Silence hovered heavily in the courtroom as the judge unclipped the slips and examined them one by one, in order, comparing them with his copy of the indictment. His expression did not alter in the slightest; it was an old, familiar routine to him. He had long since lost count of the number of men who had gone from his courtroom to eternity.
He handed the slips back to his clerk. “The clerk may read the verdicts as returned by the jury,” he said formally, settling back in his high leather chair.
“We, the jury,” intoned the clerk, “impaneled and sworn in the above entitled cause, do, upon our oaths, find the defendant, Weldon C. Whitman, guilty of robbery, a felony, as charged in Count One of the Indictment, and find it to be Robbery of the First Degree.”
Robert Cloud, from the nearby press row, saw Weldon Whitman’s sh
oulders drop.
“We, the jury … find the defendant, Weldon C. Whitman, guilty of grand larceny of an automobile, a felony, as charged in Count Two of the Indictment.”
Briefly, a moment of possible hope.
“We the jury … not guilty of burglary as charged in Count Three….”
But after that, only defeat.
“We the jury … guilty of robbery as charged in Count Four … Count Five … Count Six …”
Then, the ultimate blow.
“… guilty of kidnapping for the purpose of robbery, and find that the person so kidnapped did suffer bodily harm, and fix the defendant’s punishment at death.”
All that followed was anticlimactic: Sex perversion, guilty. Robbery, guilty. Assault and battery, guilty. Attempted robbery, guilty. Assault with a deadly weapon, guilty. Kidnapping again, guilty. Another death sentence.
“Now they can gas him twice,” Lew Lach whispered. Cloud glanced distastefully at him.
The clerk continued to read. Sex perversion again, guilty. Attempted rape, guilty. More counts of armed robbery, all guilty. Two more kidnapping charges, these the two technical ones; guilty with a recommendation of life imprisonment.

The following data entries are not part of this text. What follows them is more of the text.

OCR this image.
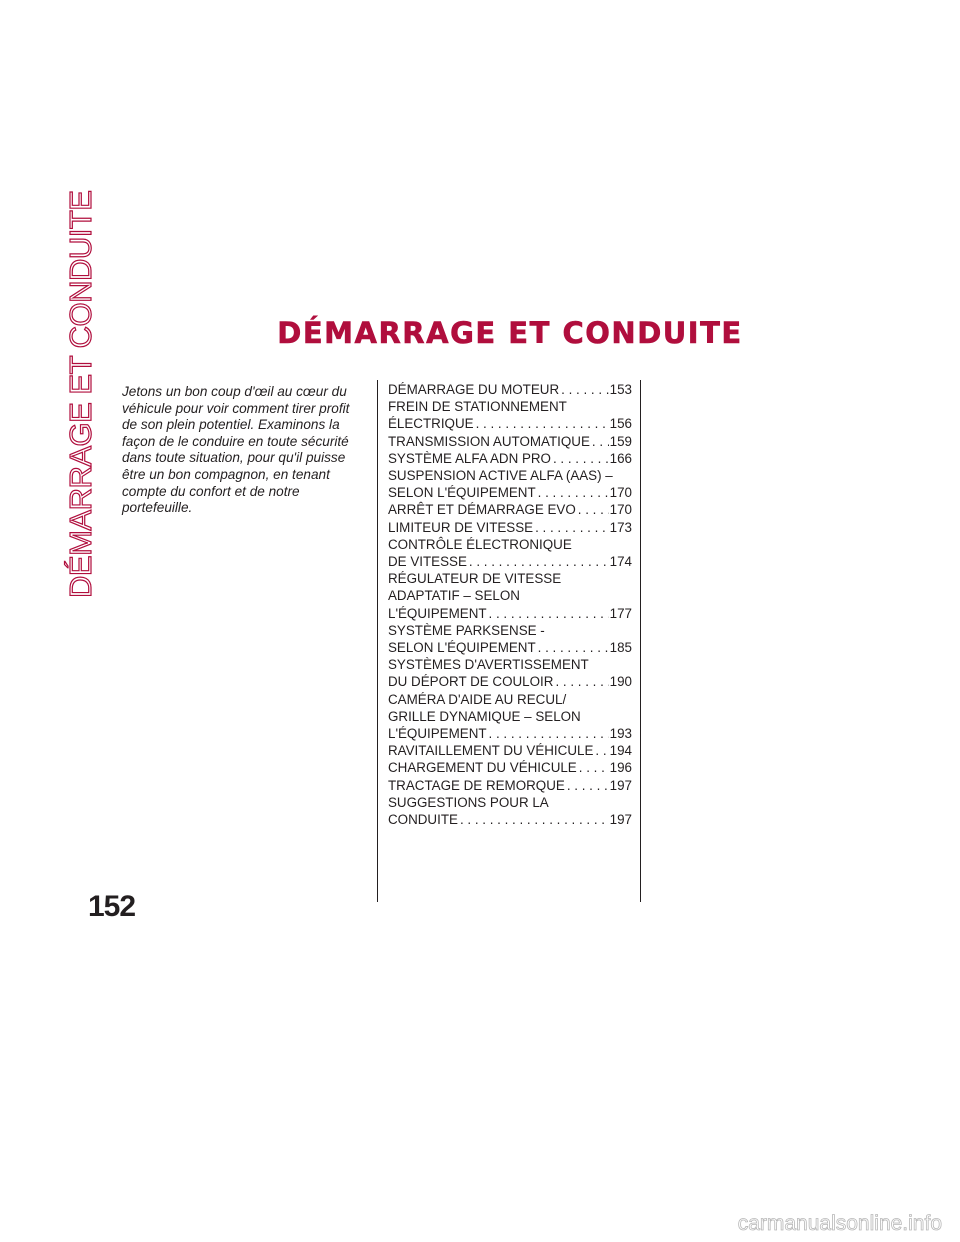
DÉMARRAGE ET CONDUITE
152
DÉMARRAGE ET CONDUITE

Jetons un bon coup d'œil au cœur du véhicule pour voir comment tirer profit de son plein potentiel. Examinons la façon de le conduire en toute sécurité dans toute situation, pour qu'il puisse être un bon compagnon, en tenant compte du confort et de notre portefeuille.

DÉMARRAGE DU MOTEUR . . .	153
FREIN DE STATIONNEMENT
ÉLECTRIQUE . . .	156
TRANSMISSION AUTOMATIQUE . . . 159
SYSTÈME ALFA ADN PRO . . .	166
SUSPENSION ACTIVE ALFA (AAS) –
SELON L'ÉQUIPEMENT . . .	170
ARRÊT ET DÉMARRAGE EVO . . .	170
LIMITEUR DE VITESSE . . .	173
CONTRÔLE ÉLECTRONIQUE
DE VITESSE . . .	174
RÉGULATEUR DE VITESSE
ADAPTATIF – SELON
L'ÉQUIPEMENT . . .	177
SYSTÈME PARKSENSE -
SELON L'ÉQUIPEMENT . . .	185
SYSTÈMES D'AVERTISSEMENT
DU DÉPORT DE COULOIR . . .	190
CAMÉRA D'AIDE AU RECUL/
GRILLE DYNAMIQUE – SELON
L'ÉQUIPEMENT . . .	193
RAVITAILLEMENT DU VÉHICULE . . . 194
CHARGEMENT DU VÉHICULE . . . 196
TRACTAGE DE REMORQUE . . .	197
SUGGESTIONS POUR LA
CONDUITE . . .	197
carmanualsonline.info
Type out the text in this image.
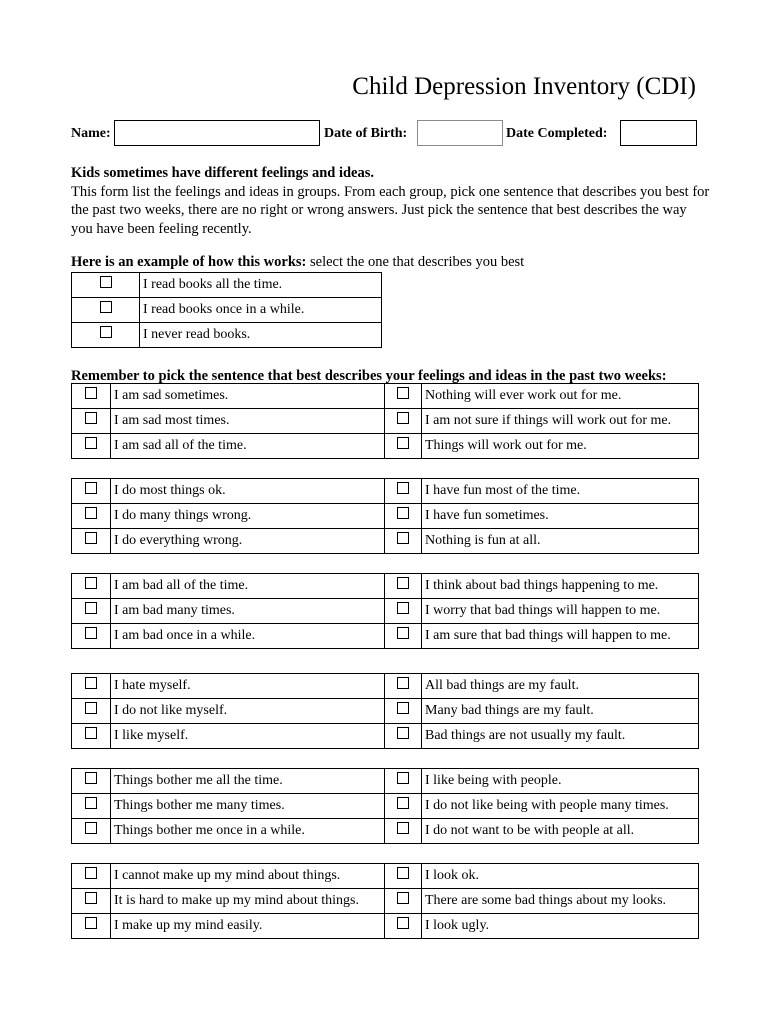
Child Depression Inventory (CDI)
Name:	Date of Birth:	Date Completed:
Kids sometimes have different feelings and ideas.
This form list the feelings and ideas in groups. From each group, pick one sentence that describes you best for the past two weeks, there are no right or wrong answers. Just pick the sentence that best describes the way you have been feeling recently.
Here is an example of how this works: select the one that describes you best
	I read books all the time.
	I read books once in a while.
	I never read books.
Remember to pick the sentence that best describes your feelings and ideas in the past two weeks:
	I am sad sometimes.		Nothing will ever work out for me.
	I am sad most times.		I am not sure if things will work out for me.
	I am sad all of the time.		Things will work out for me.
	I do most things ok.		I have fun most of the time.
	I do many things wrong.		I have fun sometimes.
	I do everything wrong.		Nothing is fun at all.
	I am bad all of the time.		I think about bad things happening to me.
	I am bad many times.		I worry that bad things will happen to me.
	I am bad once in a while.		I am sure that bad things will happen to me.
	I hate myself.		All bad things are my fault.
	I do not like myself.		Many bad things are my fault.
	I like myself.		Bad things are not usually my fault.
	Things bother me all the time.		I like being with people.
	Things bother me many times.		I do not like being with people many times.
	Things bother me once in a while.		I do not want to be with people at all.
	I cannot make up my mind about things.		I look ok.
	It is hard to make up my mind about things.		There are some bad things about my looks.
	I make up my mind easily.		I look ugly.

Then it was over. Almost before Cloud knew it, he was listening to Judge Lukey commend, thank, and discharge the jury, and set two weeks from that day as the date for the formal sentencing of the defendant. He ordered Weldon Whitman back into custody of the sheriff. Then he adjourned.
After Lukey left the bench and entered his chambers, the spectators began to disperse. Lach and Cloud stood up as a sheriff’s deputy led a handcuffed Weldon Whitman around the defendant’s counsel table. The prisoner passed within a few feet of the two reporters. Whitman glanced briefly at them but did not speak. Cloud felt a sudden strong desire to again say something to Whitman—anything, a word of some kind—but with Lach there he did not. Then Whitman was past them and being taken back to the depths behind the courtroom.
“Well, that’s it,” Lach said, lighting a cigarette and moving into the aisle. “A good afternoon shot. Could’ve got the whole story on the phone. Hoskins and his bright ideas about one of the jury broads wetting her bloomers. Shit!”